How many partners is too many?
Posted January 24, 2007 by hypatia 2007Categories: love, polyamory, sex, swinging
Do you have views on this question? Is the number different for a man than for a woman? If so why?
And do we mean how many partners “at once” or in the course of a lifetime?
See there’s a conversation going on over at a friends blog. I’d usually name who but I don’t know if she would be offended by my linking to her from here so I’m erring on the side of caution.
(Blog-friend, if you drop by here somehow and are quite happy for the link let me know and then consider it done.)
Anyway…
The question being asked was “how many partner’s are too many?”
It made me laugh a bit. First because the conversation concerned a friend of her’s who has fallen head over heels for a new man. So the friend and her new fella have the “numbers” conversation. You know…the “how many have you slept with?”
And this friend was a bit freaked because her new man has had 20 partners. She thought this didn’t fit the image she had of him. She thought it was rather a lot.
My reaction was “20? that’s not many?”
So how many is too much?
My husband and I happened to count the other day just the number of partners we had since we got together! I’m not going to tell you the number.
But it got me thinking. Do number’s really matter?
Surely it’s attitudes that are more important?
I person could have had one lover but treated them like crap. Does that mean they are okay because the number is low?
Given that few people are expected to be virgins on their wedding night (and thank heavens that’s the case) does a big number or a little number really mean so much?
One of the things I have found from being in an open relationship is how much you can grow as a person through being intimate with someone else.
I have a kind of awkward to explain attitude towards sex but I’ll try my best.
On the one hand.
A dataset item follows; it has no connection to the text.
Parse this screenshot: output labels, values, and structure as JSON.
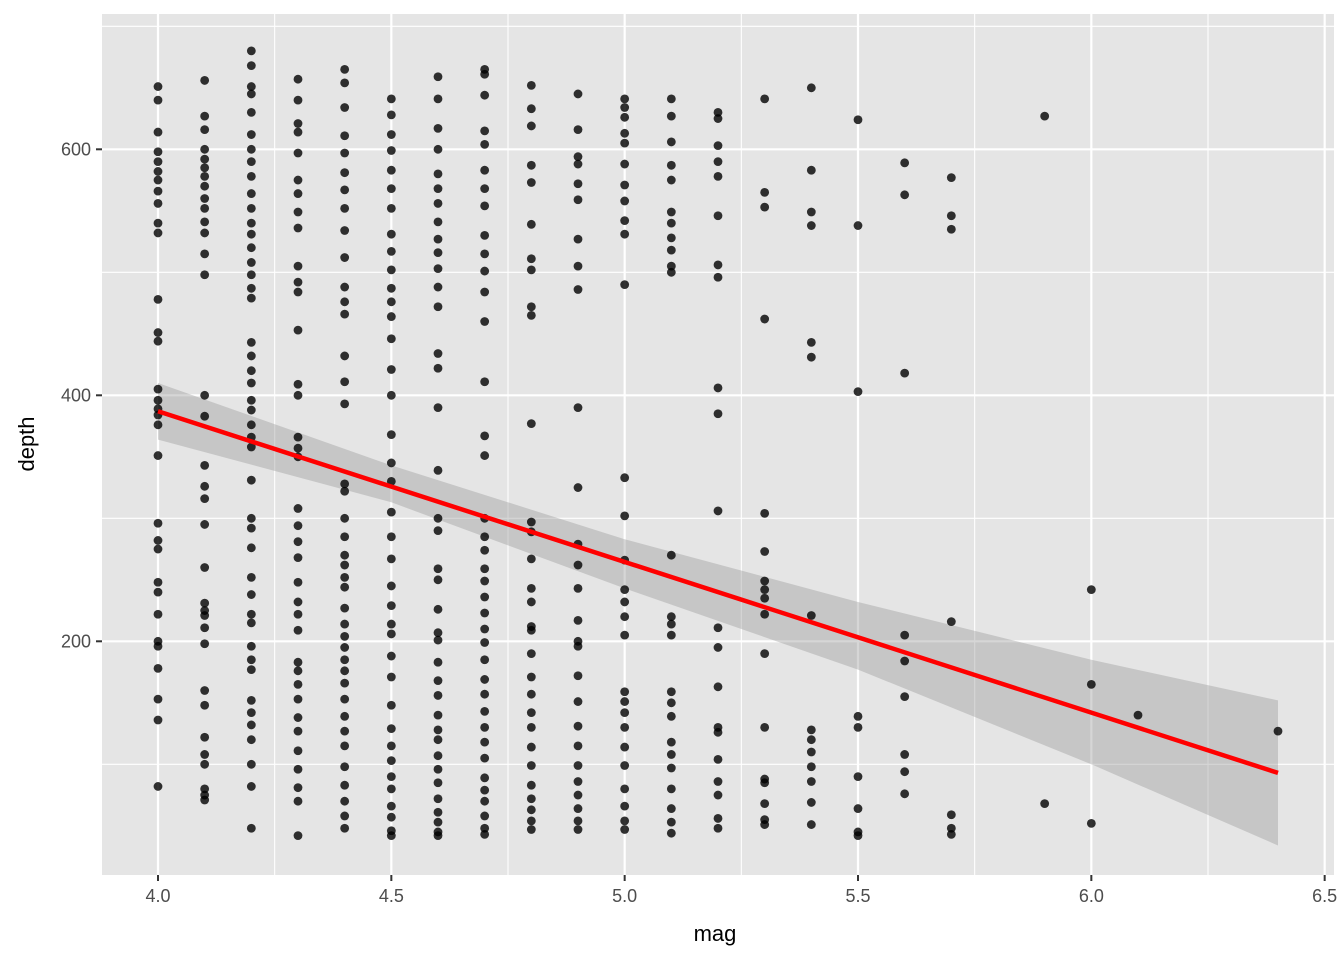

It’s just a pleasurable act. It feels good. Good sex feels great.
On the other it is a big deal. I could even say almost spiritual. Its the closest you can physically get to another human being and that is pretty awesome. Add orgasms into the equation (which I would inevitably endeavour for) and it gets even more incredible. The perceived connection is intense. Whether you have known that other person for five years or five minutes.
What I guess I’m trying to say is…
It can be as meaningful or as meaningless as you decide it to be.
The only real difference between polyamory and monogamy for us as a couple is that we have made a decision that there is so much more to our marriage than just sex.
There are many ways my husband or I could betray our marriage but for us having sex with someone else isn’t one of them.
That’s not to say that our previous sexual experiences aren’t in anyway important to our marriage. They are. Each sexual encounter in a persons life can bring baggage as well as fond memories.
But the way I see it, so long as my friends new couple realise that whatever their numbers its their whole life experience that has made them who they are.
And that includes their sexual history.
So maybe they should stop worrying about the numbers and just embrace that as part of the person they’ve fallen in love with?
Of course…if she means how many partners are too many all at the one time?
Well that’s probably whole post in itself.